We project that the CBI’s Monetary Policy Committee (MPC) raise the policy rate 0.25 percentage points on 23 August, the next rate-setting date. If this forecast is borne out, the key interest rate will be 9.0%, its highest since early 2010. We expect the MPC to discuss the possibility of keeping the policy rate unchanged as well but ultimately decide to raise it by 25 bp. If this is indeed the outcome, we think it quite likely that the MPC will stop there and keep the policy rate unchanged for the remainder of the year.
The last policy rate hike for the time being?
We project that the Central Bank’s (CBI) policy interest rate will be raised by 0.25 percentage points next week. Declining inflation and reduced demand pressures in the economy are the main reasons for the CBI to implement a smaller rate hike than before. If the economy evolves in line with the current outlook, there is a good chance that this will be the last policy rate increase for the present and that a gradual monetary easing phase will ensue.
On the MPC’s last interest rate decision date, in late May, it took a huge stride and raised the policy rate by 1.25 percentage points. At that meeting, members discussed rate hikes ranging between 1.0 and 1.5 percentage points. For the first time since October 2021, a Committee member voted against Governor Ásgeir Jónsson’s proposed 1.25-point rate hike, when Deputy Governor Gunnar Jakobsson cast a “no” vote, specifying his preference for a 1-point increase.
The MPC statement was uncompromising, and the forward guidance read as follows: “… the outlook is for further rate hikes in order to ensure a better balanced economy and bring inflation back to target.” This signalled clearly that MPC was determined at the time to continue ratcheting up the monetary stance.
The impact of rate hikes has come to the fore
We expect the MPC to take a considerably smaller step upwards this time, as most statistics have developed favourably since the May decision. Chief among them are headline inflation, which has fallen rather quickly, and the inflation outlook, which has brightened somewhat. At the time of the last policy rate decision, twelve-month inflation stood at 9.9% and had been over 9% for roughly a year. But this summer, inflation finally started to give some quarter and is now down to 7.6%, mainly because of a drop in house prices and lower imported inflation. The outlook is for an even further decline in August, according to ÍSB Research’s new inflation forecast. Moreover, core inflation, which excludes volatile items, has fallen by all measures in recent months. This comes as a great relief, as the MPC pays close attention to core inflation in its assessment of underlying inflationary pressures.
Our most recent inflation forecast is considerably more upbeat that the one issued by the CBI concurrent with the policy rate decision in May. At the press conference following that interest rate announcement, the Governor said the MPC’s goal was to prevent the May inflation forecast from materialising. We think that effort has borne fruit and that there is no need for a rate hike larger than 25 basis points next week. It is common knowledge that inflation is still a few light-years away from the CBI’s target.

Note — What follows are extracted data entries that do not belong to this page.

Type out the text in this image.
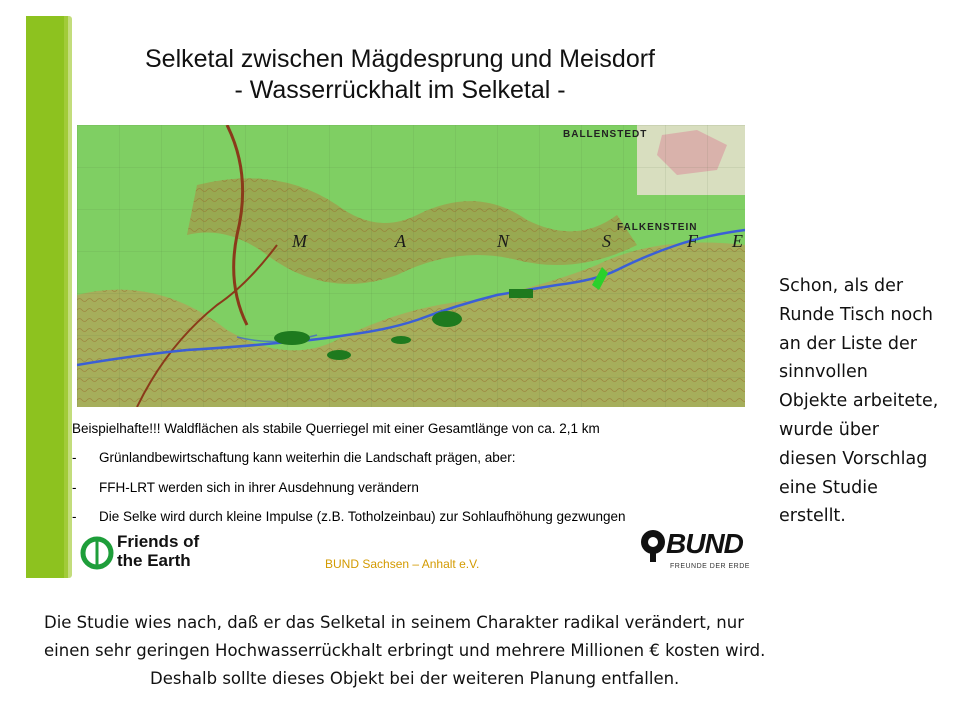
Selketal zwischen Mägdesprung und Meisdorf
- Wasserrückhalt im Selketal -
BALLENSTEDT
FALKENSTEIN
M	A	N	S	F E
Beispielhafte!!! Waldflächen als stabile Querriegel mit einer Gesamtlänge von ca. 2,1 km
- Grünlandbewirtschaftung kann weiterhin die Landschaft prägen, aber:
- FFH-LRT werden sich in ihrer Ausdehnung verändern
- Die Selke wird durch kleine Impulse (z.B. Totholzeinbau) zur Sohlaufhöhung gezwungen
Friends of
the Earth	BUND Sachsen – Anhalt e.V.
BUND
FREUNDE DER ERDE
Schon, als der Runde Tisch noch an der Liste der sinnvollen Objekte arbeitete, wurde über diesen Vorschlag eine Studie erstellt.
Die Studie wies nach, daß er das Selketal in seinem Charakter radikal verändert, nur
einen sehr geringen Hochwasserrückhalt erbringt und mehrere Millionen € kosten wird.
Deshalb sollte dieses Objekt bei der weiteren Planung entfallen.
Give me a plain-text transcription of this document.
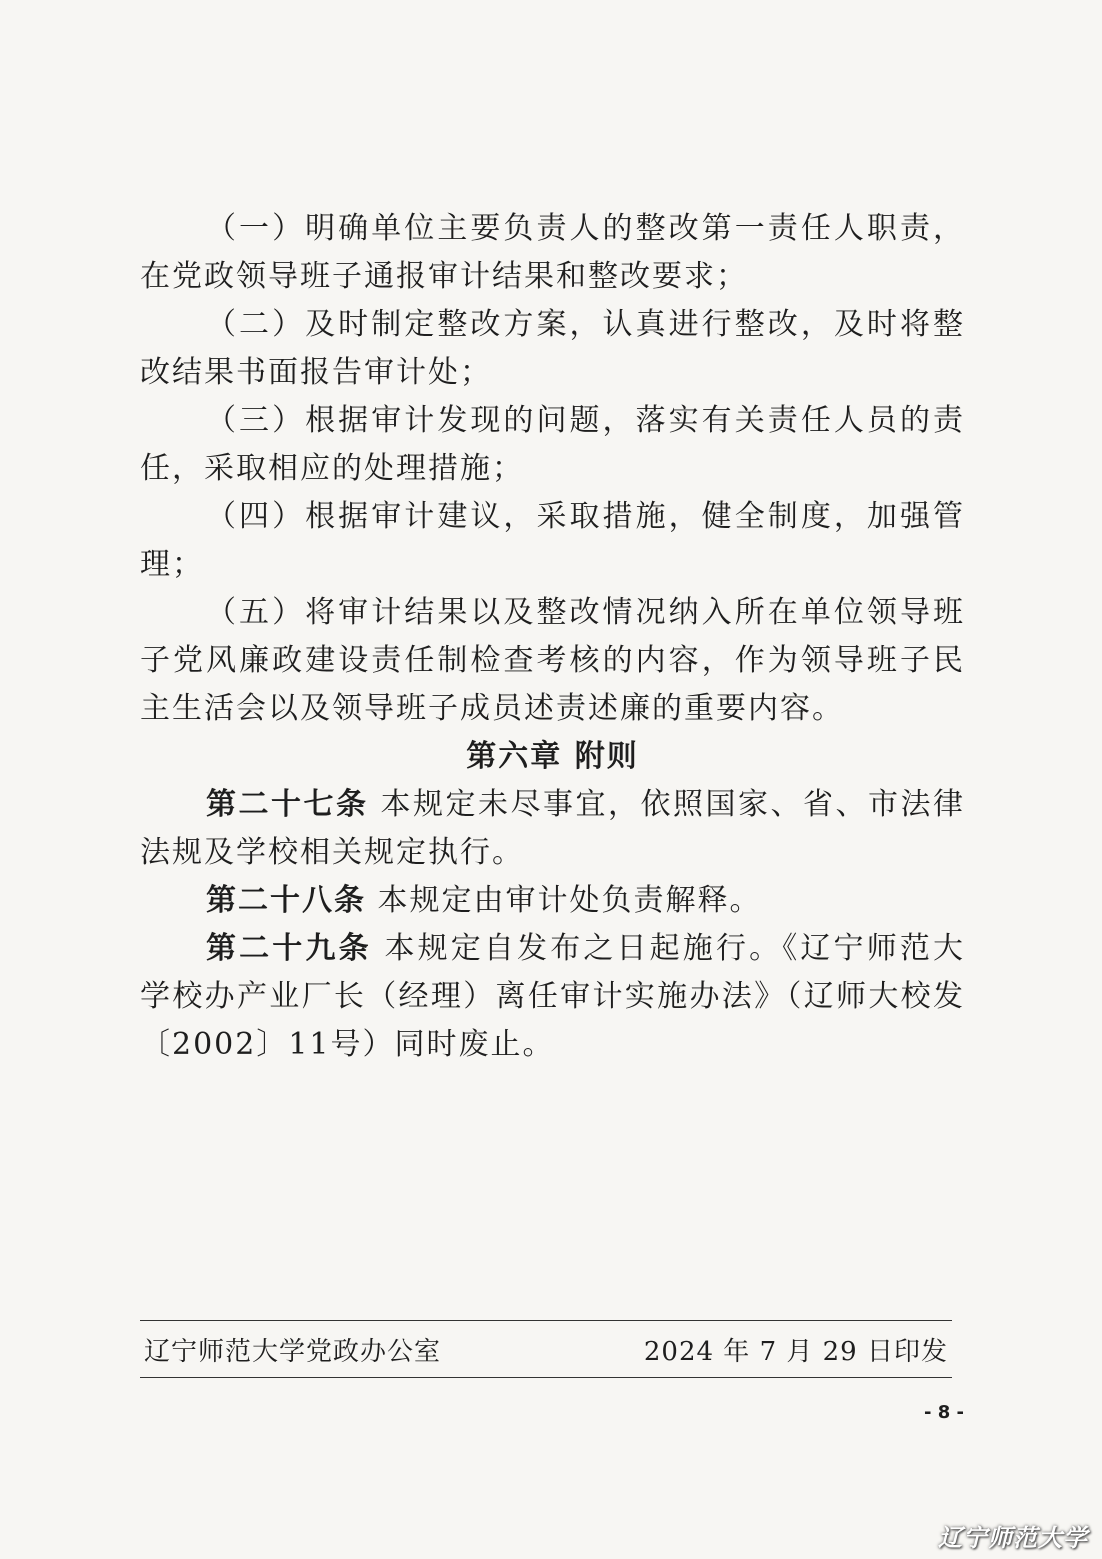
（一）明确单位主要负责人的整改第一责任人职责，在党政领导班子通报审计结果和整改要求；

（二）及时制定整改方案，认真进行整改，及时将整改结果书面报告审计处；

（三）根据审计发现的问题，落实有关责任人员的责任，采取相应的处理措施；

（四）根据审计建议，采取措施，健全制度，加强管理；

（五）将审计结果以及整改情况纳入所在单位领导班子党风廉政建设责任制检查考核的内容，作为领导班子民主生活会以及领导班子成员述责述廉的重要内容。

第六章 附则

第二十七条 本规定未尽事宜，依照国家、省、市法律法规及学校相关规定执行。

第二十八条 本规定由审计处负责解释。

第二十九条 本规定自发布之日起施行。《辽宁师范大学校办产业厂长（经理）离任审计实施办法》（辽师大校发〔2002〕11号）同时废止。

辽宁师范大学党政办公室	2024 年 7 月 29 日印发
- 8 -
辽宁师范大学
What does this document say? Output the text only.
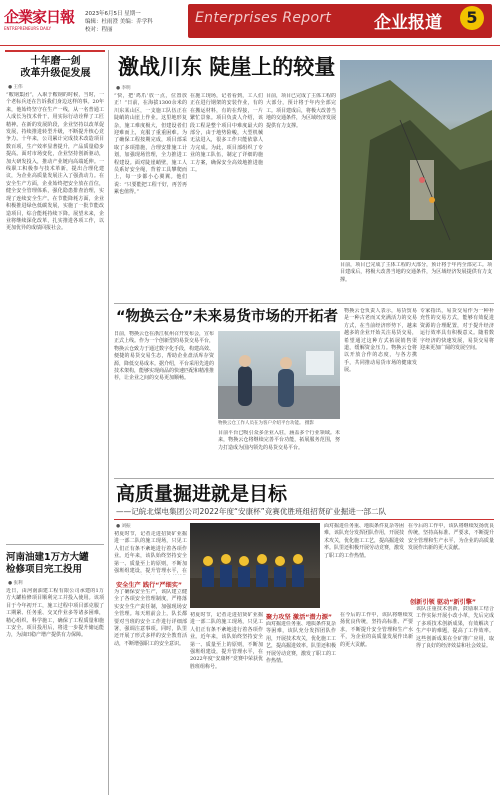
企業家日報
ENTREPRENEURS DAILY
2023年6月5日 星期一
编辑：杜雨澄 美编：乔学科
校对：程丽
Enterprises Report	企业报道	5
十年磨一剑
改革升级促发展
● 王伟
“鞍钢集团”，入职于鞍钢的时候，当时，一个老标兵还在告诉我们身边这样的事。20年来，他始终坚守在生产一线，从一名普通工人成长为技术骨干，用实际行动诠释了工匠精神。在新的发展阶段，企业坚持以改革促发展，持续推进转型升级，不断提升核心竞争力。十年来，公司累计完成技术改造项目数百项，生产效率显著提升，产品质量稳步提高。面对市场变化，企业坚持创新驱动，加大研发投入，推动产业链向高端延伸。一线职工积极参与技术革新，提出合理化建议，为企业高质量发展注入了强劲动力。在安全生产方面，企业始终把安全放在首位，健全安全管理体系，强化隐患排查治理，实现了连续安全生产。在节能降耗方面，企业积极推进绿色低碳发展，实施了一批节能改造项目，综合能耗持续下降。展望未来，企业将继续深化改革，扎实推进各项工作，以更加优异的成绩回报社会。
河南油建1万方大罐
检修项目完工投用
● 张利
近日，由河南油建工程有限公司承建的1万方大罐检修项目顺利完工并投入使用。该项目于今年初开工，施工过程中项目部克服了工期紧、任务重、交叉作业多等诸多困难，精心组织、科学施工，确保了工程质量和施工安全。项目投用后，将进一步提升储运能力，为油田稳产增产提供有力保障。
激战川东 陡崖上的较量
● 李明
“快，把‘鸡爪’放一点，位置放正！”日前，在海拔1300余米的川东某山区，一支施工队伍正在陡峭的山崖上作业。这里地形复杂，施工难度极大，但建设者们迎难而上，克服了重重困难。为了确保工程按期完成，项目部采取了多项措施，合理安排施工计划，加强现场管理，全力推进工程建设。面对陡崖峭壁，施工人员系好安全绳，背着工具攀爬而上，每一步都小心翼翼。他们说：“只要能把工程干好，再苦再累也值得。”
在施工现场，记者看到，工人们正在进行钢架的安装作业，有的在搬运材料，有的在焊接，一片繁忙景象。项目负责人介绍，该段工程是整个项目中难度最大的部分，由于地势险峻，大型机械无法进入，很多工作只能依靠人力完成。为此，项目部组织了专业的施工队伍，制定了详细的施工方案，确保安全高效地推进施工。
目前，项目已完成了主体工程的大部分，预计将于年内全部完工。项目建成后，将极大改善当地的交通条件，为区域经济发展提供有力支撑。
目前，项目已完成了主体工程的大部分，预计将于年内全部完工。项目建成后，将极大改善当地的交通条件，为区域经济发展提供有力支撑。
“物换云仓”未来易货市场的开拓者
日前，物换云仓在浙江杭州召开发布会，宣布正式上线。作为一个创新型的易货交易平台，物换云仓致力于通过数字化手段，构建高效、便捷的易货交易生态，帮助企业盘活库存资源，降低交易成本。据介绍，平台采用先进的技术架构，能够实现商品的快速匹配和精准推荐，让企业之间的交易更加顺畅。
物换云仓工作人员在为客户介绍平台功能。 摄影
目前平台已吸引众多企业入驻，涵盖多个行业领域。未来，物换云仓将继续完善平台功能，拓展服务范围，努力打造成为国内领先的易货交易平台。
物换云仓负责人表示，易货贸易是一种古老而又充满活力的交易方式，在当前经济形势下，越来越多的企业开始关注易货交易，希望通过这种方式拓展销售渠道，缓解资金压力。物换云仓将以开放合作的态度，与各方携手，共同推动易货市场的健康发展。
专家指出，易货交易作为一种补充性的交易方式，能够有效促进资源的合理配置，对于提升经济运行效率具有积极意义。随着数字经济的快速发展，易货交易将迎来更加广阔的发展空间。
高质量掘进就是目标
——记皖北煤电集团公司2022年度“安康杯”竞赛优胜班组招贤矿业掘进一部二队
● 刘振
初夏时节，记者走进招贤矿业掘进一部二队的施工现场，只见工人们正有条不紊地进行着各项作业。近年来，该队始终坚持安全第一、质量至上的原则，不断加强班组建设，提升管理水平，在
面对掘进任务重、地质条件复杂等困难，该队充分发挥团队作用，开展技术攻关，优化施工工艺，提高掘进效率。队里还积极开展劳动竞赛，激发了职工的工作热情。
安全生产 践行“严细实”
为了确保安全生产，该队建立健全了各项安全管理制度，严格落实安全生产责任制，加强现场安全管理。每天班前会上，队长都要对当班的安全工作进行详细部署，强调注意事项。同时，队里还开展了形式多样的安全教育活动，不断增强职工的安全意识。
初夏时节，记者走进招贤矿业掘进一部二队的施工现场，只见工人们正有条不紊地进行着各项作业。近年来，该队始终坚持安全第一、质量至上的原则，不断加强班组建设，提升管理水平，在2022年度“安康杯”竞赛中荣获优胜班组称号。
聚力攻坚 激活“潜力源”
面对掘进任务重、地质条件复杂等困难，该队充分发挥团队作用，开展技术攻关，优化施工工艺，提高掘进效率。队里还积极开展劳动竞赛，激发了职工的工作热情。
在今后的工作中，该队将继续发扬优良传统，坚持高标准、严要求，不断提升安全管理和生产水平，为企业的高质量发展作出新的更大贡献。
创新引领 驱动“新引擎”
在今后的工作中，该队将继续发扬优良传统，坚持高标准、严要求，不断提升安全管理和生产水平，为企业的高质量发展作出新的更大贡献。
该队注重技术创新，鼓励职工结合工作实际开展小改小革，先后完成了多项技术创新成果，有效解决了生产中的难题，提高了工作效率。这些创新成果在全矿推广应用，取得了良好的经济效益和社会效益。
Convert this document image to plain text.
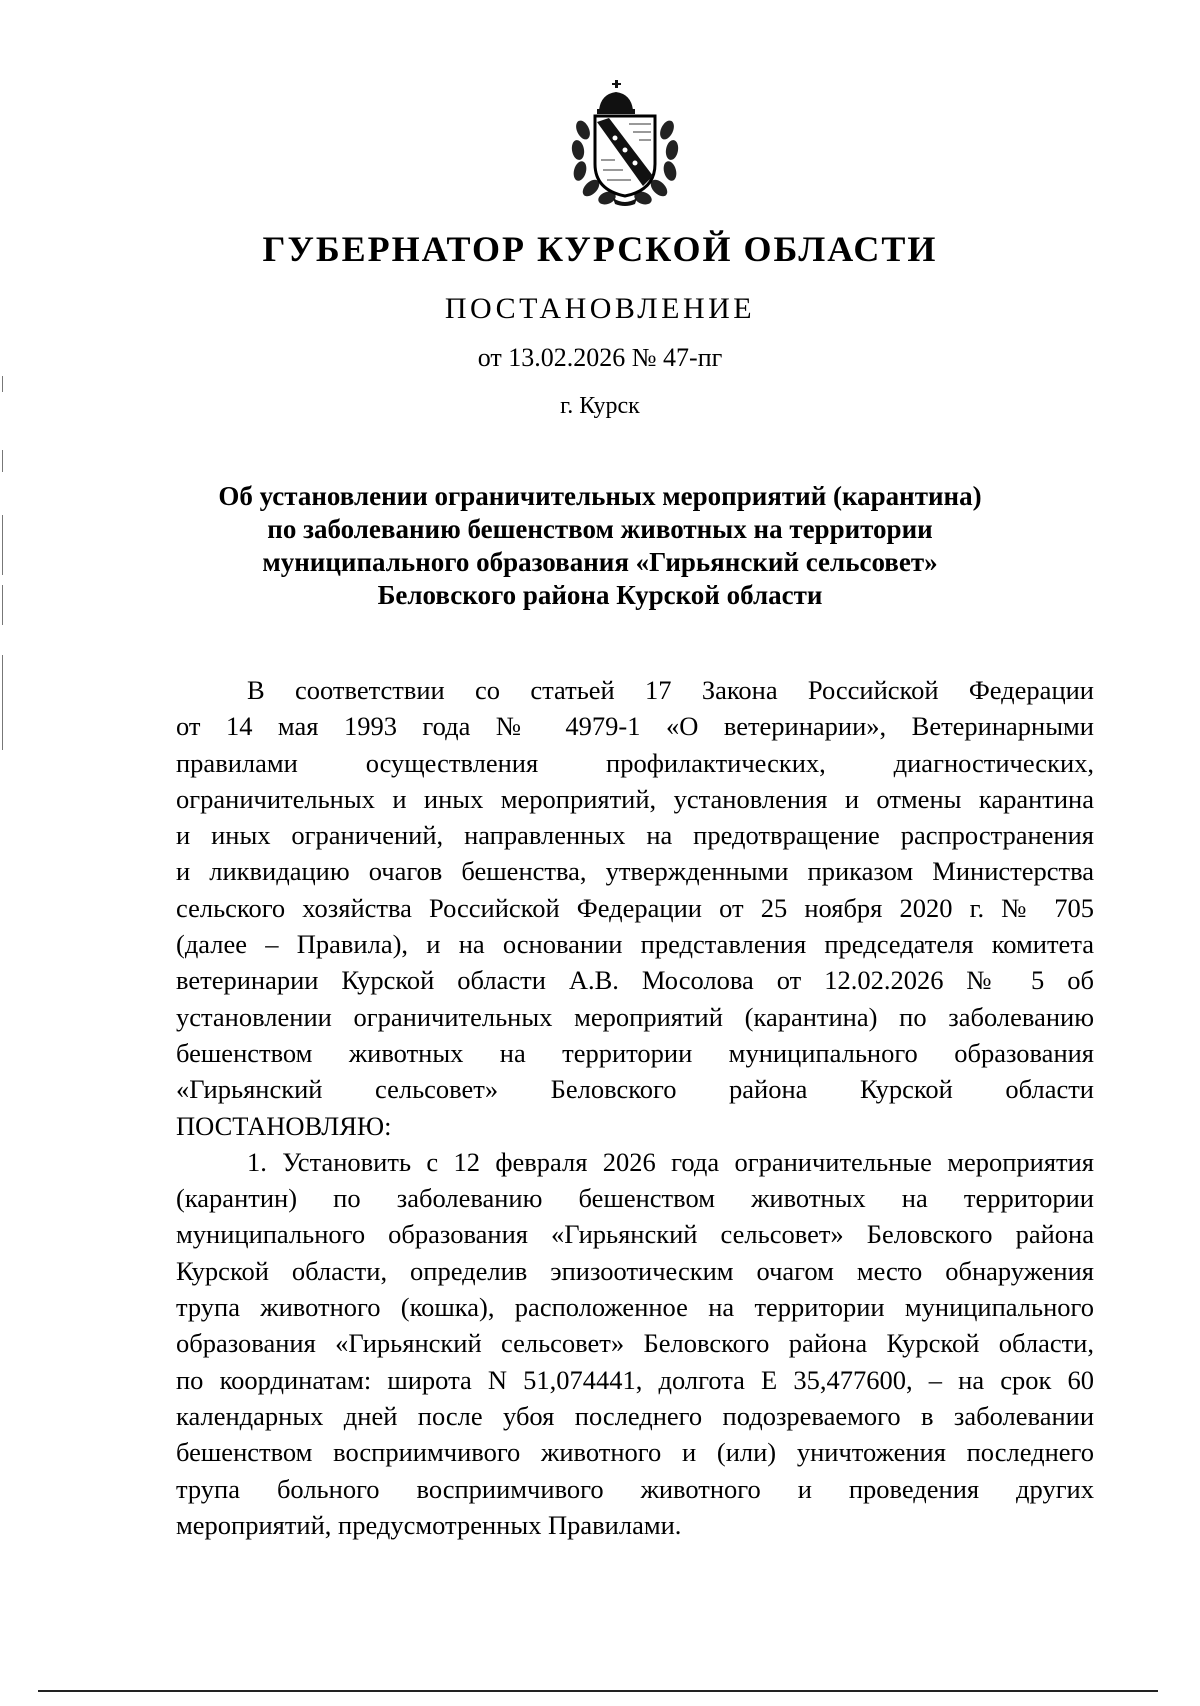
ГУБЕРНАТОР КУРСКОЙ ОБЛАСТИ
ПОСТАНОВЛЕНИЕ
от 13.02.2026 № 47-пг
г. Курск
Об установлении ограничительных мероприятий (карантина)
по заболеванию бешенством животных на территории
муниципального образования «Гирьянский сельсовет»
Беловского района Курской области
В соответствии со статьей 17 Закона Российской Федерации
от 14 мая 1993 года № 4979-1 «О ветеринарии», Ветеринарными
правилами осуществления профилактических, диагностических,
ограничительных и иных мероприятий, установления и отмены карантина
и иных ограничений, направленных на предотвращение распространения
и ликвидацию очагов бешенства, утвержденными приказом Министерства
сельского хозяйства Российской Федерации от 25 ноября 2020 г. № 705
(далее – Правила), и на основании представления председателя комитета
ветеринарии Курской области А.В. Мосолова от 12.02.2026 № 5 об
установлении ограничительных мероприятий (карантина) по заболеванию
бешенством животных на территории муниципального образования
«Гирьянский сельсовет» Беловского района Курской области
ПОСТАНОВЛЯЮ:
1. Установить с 12 февраля 2026 года ограничительные мероприятия
(карантин) по заболеванию бешенством животных на территории
муниципального образования «Гирьянский сельсовет» Беловского района
Курской области, определив эпизоотическим очагом место обнаружения
трупа животного (кошка), расположенное на территории муниципального
образования «Гирьянский сельсовет» Беловского района Курской области,
по координатам: широта N 51,074441, долгота E 35,477600, – на срок 60
календарных дней после убоя последнего подозреваемого в заболевании
бешенством восприимчивого животного и (или) уничтожения последнего
трупа больного восприимчивого животного и проведения других
мероприятий, предусмотренных Правилами.
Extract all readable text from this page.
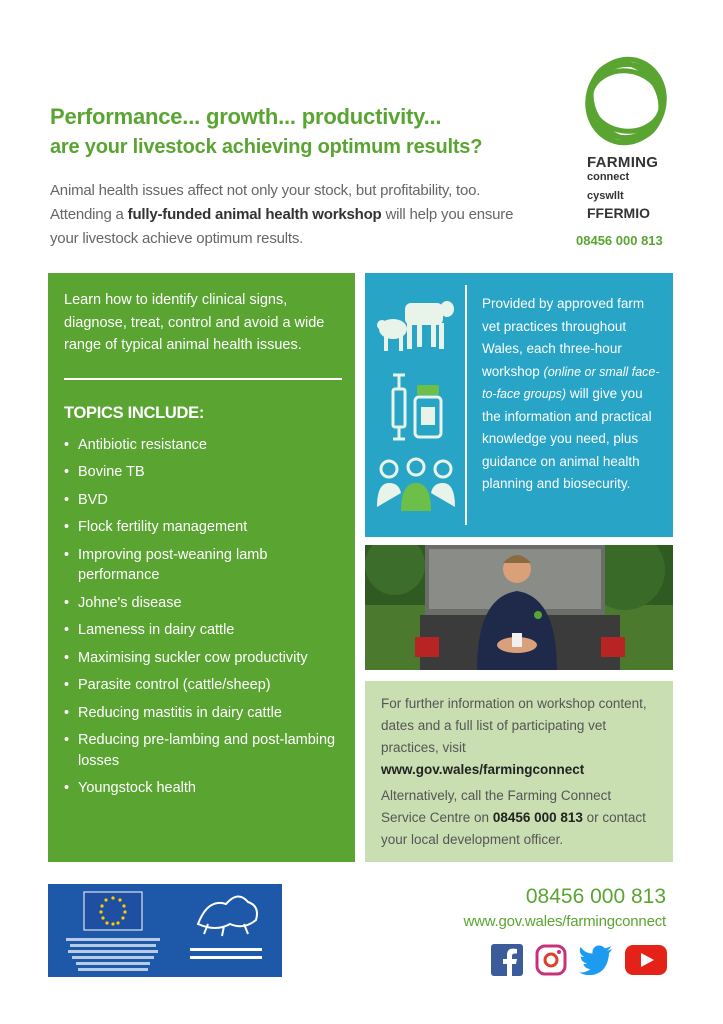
Performance... growth... productivity...
are your livestock achieving optimum results?
Animal health issues affect not only your stock, but profitability, too. Attending a fully-funded animal health workshop will help you ensure your livestock achieve optimum results.
FARMING
connect
cyswllt
FFERMIO
08456 000 813
Learn how to identify clinical signs, diagnose, treat, control and avoid a wide range of typical animal health issues.
TOPICS INCLUDE:
• Antibiotic resistance
• Bovine TB
• BVD
• Flock fertility management
• Improving post-weaning lamb performance
• Johne's disease
• Lameness in dairy cattle
• Maximising suckler cow productivity
• Parasite control (cattle/sheep)
• Reducing mastitis in dairy cattle
• Reducing pre-lambing and post-lambing losses
• Youngstock health
Provided by approved farm vet practices throughout Wales, each three-hour workshop (online or small face-to-face groups) will give you the information and practical knowledge you need, plus guidance on animal health planning and biosecurity.

For further information on workshop content, dates and a full list of participating vet practices, visit www.gov.wales/farmingconnect

Alternatively, call the Farming Connect Service Centre on 08456 000 813 or contact your local development officer.

08456 000 813
www.gov.wales/farmingconnect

Nevertheless, it must also be very welcome news for the MPC that it has finally begun to fall in earnest and the recent rate hikes have started to bite.
Short-term inflation expectations have improved
The CBI also considers inflation expectations when it sets interest rates, and earlier this week it published the results of its market expectations survey. Short-term expectations have improved a bit between surveys. Market participants expect inflation to measure 5.6% a year from now, down from 6.3% in the last survey. Their two- and five-year expectations are unchanged between surveys, but their long-term expectations have risen marginally, with survey respondents expecting inflation to measure 3.6% ten years from now. As these numbers show, inflation expectations over the next several years are still well above the CBI’s 2.5% inflation target, and the MPC wants to see them move closer to target.
Economic activity has eased
Clearly, economic activity has subsided in the past few months, and the recent policy rate hikes have dampened demand. Payment card turnover contracted in real terms for four months running and then remained flat year-on-year in July.
Private consumption grew by just under 5% in Q1/2023, after increasing by nearly 9% in 2022, and most indicators imply a far weaker growth rate for the remainder of the year. The Q2/2023 national accounts are scheduled for publication at the end of the month and will therefore not be available to the MPC in time for the policy rate decision, but most indicators suggest that economic activity has lost quite a bit of steam, and we can only assume that the MPC will be very relieved.
Monetary easing to begin in 2024
Most economic indicators have developed favourably since the MPC’s last interest rate decision. Even so, we think the Committee will prefer to tread lightly, perhaps rounding out the current monetary tightening phase with a final 25-bp rate hike. If it does, this would be the MPC’s fourteenth consecutive rate increase. If the outlook remains unchanged, we think it quite likely that this will indeed mark the end of the current episode, but if the past year has taught us anything, it is that we can take nothing for granted on that score. We expect the MPC to start lowering the policy rate gradually in H1/2024 as disinflation picks up speed and the economy becomes better balanced.